Melanomas are skin cancers that develop from mutations in pigment-making skin cells. They are especially dangerous. With early diagnosis and treatment, the 10-year survival rate for a Stage 1 melanoma—the least severe classification—is greater than 90 percent. But if a melanoma progresses to Stage 2, the 10-year survival rate plunges, ranging from 40 to 67 percent.
“Dermatologists make their diagnoses based on just looking at a lesion and seeing what comes to mind. The reason medical students can’t do that is they have very limited exposure to dermatology,” said Kolodney, who also treats dermatology patients through WVU Medicine. “The idea behind the app was to expose them to thousands of images in a short amount of time to develop this intuitive sense.”
Thirty-six WVU medical students participated in Kolodney’s study of the app. None of them had completed a dermatology rotation yet. During the study, half of the participants spent an hour reviewing the “ABCD rule” for identifying melanomas. The rule explains how clinicians can recognize melanomas by their asymmetry, irregular borders, uneven coloring and diameters greater than 6 millimeters.
The other half of the participants spent an hour using the app to rapidly browse through images of lesions and categorize them as malignant or benign based solely on their appearance and without formally applying the ABCD rule.

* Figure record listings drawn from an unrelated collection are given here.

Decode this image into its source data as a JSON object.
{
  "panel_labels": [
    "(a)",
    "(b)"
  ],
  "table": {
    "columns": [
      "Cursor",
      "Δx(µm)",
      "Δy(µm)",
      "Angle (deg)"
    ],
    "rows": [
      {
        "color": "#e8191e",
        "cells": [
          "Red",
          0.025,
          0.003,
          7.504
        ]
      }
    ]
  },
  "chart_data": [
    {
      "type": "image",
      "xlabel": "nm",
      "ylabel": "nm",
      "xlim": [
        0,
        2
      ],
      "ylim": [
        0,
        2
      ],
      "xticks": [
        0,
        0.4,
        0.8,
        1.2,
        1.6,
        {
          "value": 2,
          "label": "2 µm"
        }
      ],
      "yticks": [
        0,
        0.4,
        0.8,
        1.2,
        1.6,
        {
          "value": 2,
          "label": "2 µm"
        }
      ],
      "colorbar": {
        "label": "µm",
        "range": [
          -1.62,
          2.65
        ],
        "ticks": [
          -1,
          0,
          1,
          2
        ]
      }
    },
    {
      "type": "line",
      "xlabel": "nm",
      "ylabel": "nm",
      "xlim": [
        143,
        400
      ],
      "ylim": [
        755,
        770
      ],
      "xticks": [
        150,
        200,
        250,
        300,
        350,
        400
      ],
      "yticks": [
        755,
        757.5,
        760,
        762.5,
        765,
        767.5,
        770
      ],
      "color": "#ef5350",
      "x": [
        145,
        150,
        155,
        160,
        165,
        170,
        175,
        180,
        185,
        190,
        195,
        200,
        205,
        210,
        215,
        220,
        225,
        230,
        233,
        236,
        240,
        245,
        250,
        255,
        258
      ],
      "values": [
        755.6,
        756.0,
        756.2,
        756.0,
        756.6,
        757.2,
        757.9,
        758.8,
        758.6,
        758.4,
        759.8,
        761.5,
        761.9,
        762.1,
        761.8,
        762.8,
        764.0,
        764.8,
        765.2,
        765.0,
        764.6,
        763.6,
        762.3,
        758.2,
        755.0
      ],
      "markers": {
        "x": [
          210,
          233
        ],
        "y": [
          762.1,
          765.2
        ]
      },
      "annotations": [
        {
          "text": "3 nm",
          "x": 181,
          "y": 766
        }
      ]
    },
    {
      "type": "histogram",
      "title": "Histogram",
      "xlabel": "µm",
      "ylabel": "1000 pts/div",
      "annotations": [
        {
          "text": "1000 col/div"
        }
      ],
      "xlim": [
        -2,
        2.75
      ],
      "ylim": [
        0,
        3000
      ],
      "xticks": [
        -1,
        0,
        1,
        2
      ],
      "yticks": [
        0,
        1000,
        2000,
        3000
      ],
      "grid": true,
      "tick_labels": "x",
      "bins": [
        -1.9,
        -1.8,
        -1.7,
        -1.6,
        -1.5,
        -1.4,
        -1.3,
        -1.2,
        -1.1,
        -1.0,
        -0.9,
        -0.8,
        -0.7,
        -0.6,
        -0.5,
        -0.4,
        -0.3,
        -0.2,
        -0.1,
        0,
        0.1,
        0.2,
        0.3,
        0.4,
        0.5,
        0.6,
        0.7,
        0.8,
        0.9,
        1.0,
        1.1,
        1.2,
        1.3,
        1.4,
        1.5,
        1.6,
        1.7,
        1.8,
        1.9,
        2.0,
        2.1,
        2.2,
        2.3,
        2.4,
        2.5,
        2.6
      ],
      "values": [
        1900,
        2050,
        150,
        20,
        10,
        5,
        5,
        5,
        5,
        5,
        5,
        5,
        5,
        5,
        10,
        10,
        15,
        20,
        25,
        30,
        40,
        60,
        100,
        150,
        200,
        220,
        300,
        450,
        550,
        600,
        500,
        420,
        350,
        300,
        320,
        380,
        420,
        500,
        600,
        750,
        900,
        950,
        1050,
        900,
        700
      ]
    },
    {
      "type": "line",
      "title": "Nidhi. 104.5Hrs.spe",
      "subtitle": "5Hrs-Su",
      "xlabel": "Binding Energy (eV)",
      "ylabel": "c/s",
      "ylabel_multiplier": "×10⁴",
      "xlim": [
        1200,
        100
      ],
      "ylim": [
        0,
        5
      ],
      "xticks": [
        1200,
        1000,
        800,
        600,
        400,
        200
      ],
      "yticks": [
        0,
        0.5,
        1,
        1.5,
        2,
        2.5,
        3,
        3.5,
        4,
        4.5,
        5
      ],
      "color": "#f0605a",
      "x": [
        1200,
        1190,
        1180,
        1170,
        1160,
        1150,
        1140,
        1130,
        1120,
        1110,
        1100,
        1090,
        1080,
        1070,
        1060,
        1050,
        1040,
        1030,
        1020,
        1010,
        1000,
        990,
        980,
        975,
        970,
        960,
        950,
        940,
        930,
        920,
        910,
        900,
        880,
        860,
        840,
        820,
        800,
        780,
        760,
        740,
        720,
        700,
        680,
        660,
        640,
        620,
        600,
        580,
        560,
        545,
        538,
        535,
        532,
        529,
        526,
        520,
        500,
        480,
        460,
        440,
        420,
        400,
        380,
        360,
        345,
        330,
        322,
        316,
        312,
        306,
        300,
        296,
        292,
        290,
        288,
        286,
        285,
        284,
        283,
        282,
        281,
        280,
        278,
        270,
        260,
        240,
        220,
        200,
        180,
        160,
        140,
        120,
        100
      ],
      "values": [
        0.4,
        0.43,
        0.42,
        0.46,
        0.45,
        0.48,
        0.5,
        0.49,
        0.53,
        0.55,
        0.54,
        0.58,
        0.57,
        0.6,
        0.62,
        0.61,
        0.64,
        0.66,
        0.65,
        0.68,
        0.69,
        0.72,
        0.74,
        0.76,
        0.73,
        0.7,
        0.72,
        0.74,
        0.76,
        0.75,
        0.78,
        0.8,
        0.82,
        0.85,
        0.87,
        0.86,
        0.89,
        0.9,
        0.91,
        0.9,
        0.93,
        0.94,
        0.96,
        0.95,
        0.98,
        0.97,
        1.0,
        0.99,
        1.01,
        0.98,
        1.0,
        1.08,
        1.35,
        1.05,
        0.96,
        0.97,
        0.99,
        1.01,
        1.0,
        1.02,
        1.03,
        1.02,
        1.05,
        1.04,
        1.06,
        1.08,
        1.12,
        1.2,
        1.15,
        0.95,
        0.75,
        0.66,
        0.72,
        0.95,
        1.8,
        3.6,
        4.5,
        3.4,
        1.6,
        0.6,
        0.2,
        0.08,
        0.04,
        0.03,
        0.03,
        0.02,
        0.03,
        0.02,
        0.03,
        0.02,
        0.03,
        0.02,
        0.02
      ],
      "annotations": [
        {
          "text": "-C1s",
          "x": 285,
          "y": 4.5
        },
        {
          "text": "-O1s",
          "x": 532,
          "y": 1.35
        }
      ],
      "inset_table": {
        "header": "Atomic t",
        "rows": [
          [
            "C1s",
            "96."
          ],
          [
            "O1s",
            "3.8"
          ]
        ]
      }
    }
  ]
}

Skinder works like the matchmaking app Tinder. But instead of considering pictures of potential dates, swiping right if they’re attractive or left if they’re not, users consider high-resolution pictures of lesions, swiping right if they’re benign or left if they’re cancerous. As users categorize each lesion, the app tells them if they’re right or wrong. At the end of the session the app scores their overall accuracy.
When the medical students took a follow-up test to see how well they could visually diagnose melanomas, participants who used Skinder scored significantly better than their counterparts who focused on the ABCD rule.
Kolodney—whose research team included WVU medical student Frank Lacy and dermatology residents Garrett Coman and Alex Holliday from the University of Utah School of Medicine and Virginia Tech Carilion School of Medicine, Roanoke, respectively—thinks the premise of Skinder could be useful in other fields that rely on visual diagnosis, such as radiology and ophthalmology. Eventually he wants to expand Skinder’s photo library and make the app available for free download. That way more medical students, and even dermatology patients, can use it.
“Generally you learn by rules, and then when you get enough experience, you do it by intuition, but can you skip the rules?” Kolodney asked. “How much of medical decision-making is based on experience, and how much is based on actual rules or a decision tree? It’s kind of a philosophical argument.”
Title: “Assessment of Smartphone Application for Teaching Intuitive Visual Diagnosis of Melanoma”
Publication: “JAMA Dermatol.” 2018;154(6):730-731.